On Monday at the Conservative Party conference, Chancellor Philip Hammond announced plans to further invest in the ‘Northern Powerhouse.’
Hammond explicitly promised an extra £400 million of funding directed towards improving transport within both the North and the Midlands.
The Northern Powerhouse has been a focal point of Conservative Party policy since the Chancellor’s predecessor George Osborne announced it in 2014. It was at the heart of the party’s main policy pledges at the conference, as some are critical that the government has become predominantly focused on the Brexit negotiations, neglecting Northern Interests.

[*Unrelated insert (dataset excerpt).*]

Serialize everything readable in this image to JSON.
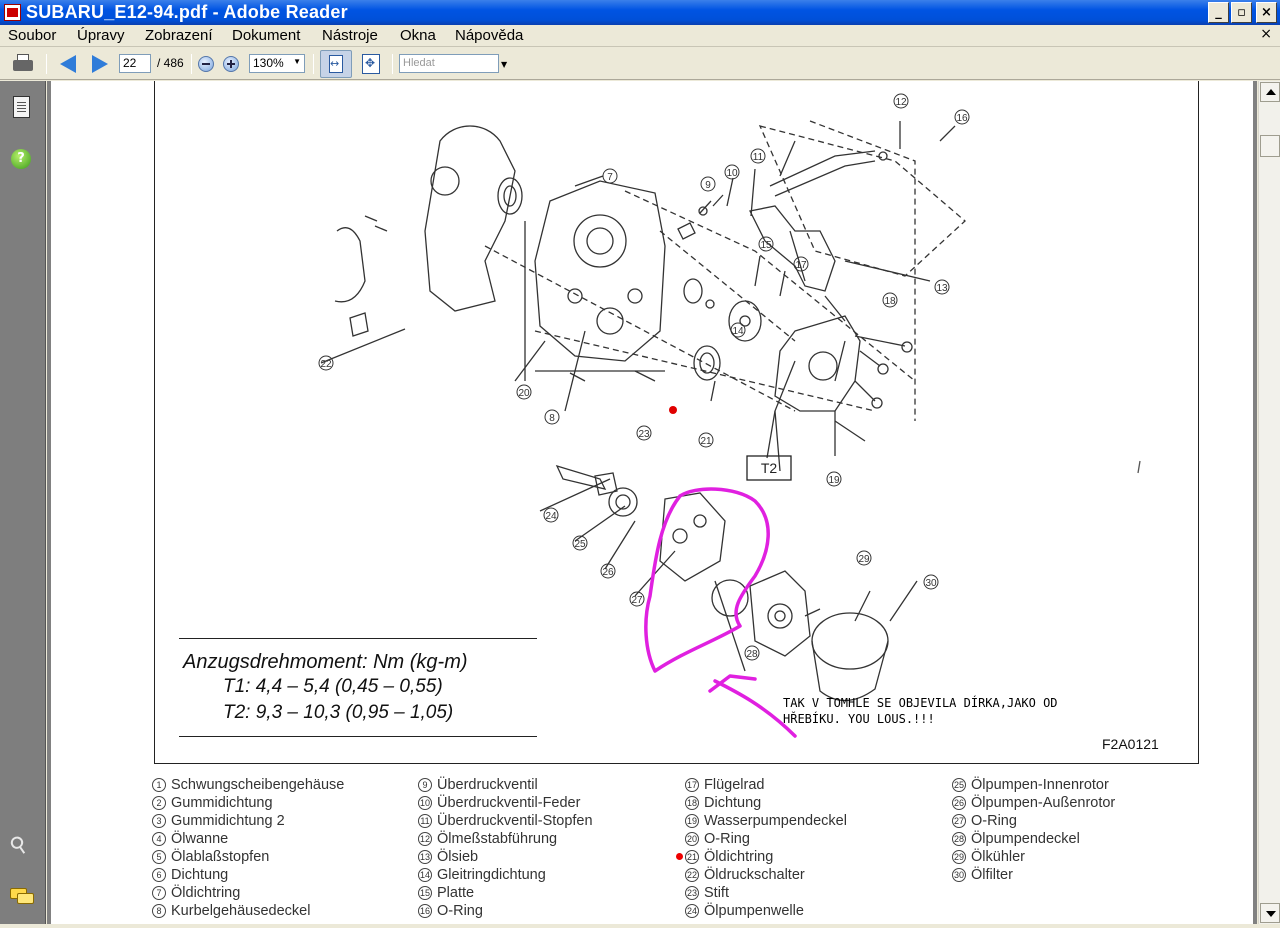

Hammond’s speech was one of many at the party conference in Manchester attempting to modernise the Conservatives after the disappointing general election result and the general feeling of negativity surrounding the party regarding policy and leadership.
The Chancellor’s speech did not start off as he might have hoped as he appeared to make an unplanned gaffe referring to Manchester being in the North East.
The speech’s key focus was on transport and infrastructure, specifically focusing on rail networks and roads. The Chancellor promised £100 million for new road plans in the North. This extra funding is projected to enable 33 new road networks across the North which includes 10 in the North East, ten in Yorkshire, and 13 in the North West.
The primary focus of the new investment is the high speed rail network with £300 million being pledged to be spent connecting HS2 rail networks with those outside the HS2 parameter such as the East Midlands and the North East as HS2 in its current form will only connect Manchester and Leeds and excludes many other areas covered in the ‘Northern Powerhouse’.
This reflects the government’s aim to create a ‘Northern Powerhouse Rail Network’ connecting the entirety of the North of England and the Midlands. The motives behind the ‘Northern Powerhouse’ could not have been clearer as the Chancellor stated that he wants to close the economic divide between the North and the South East, creating similar economic and transport structures to London.
The North remains unconvinced. Responding to Hammond’s £400 million pledge, the Mayor of Greater Manchester, Andy Burnham, stated that “electrification across the Pennines was promised in 2011 but today the Chancellor was silent on this.”
Tim Farron did not let Hammond’s Manchester gaffe go unremarked: “At the beginning of his speech Hammond made it clear that he thought Manchester is in the North East. Maybe the Conservatives also think Cumbria is in Sweden? It would explain why they’ve stopped giving us any money.”
He added: “£400 million is a paltry amount… under the Conservatives the North is being left in the dark.”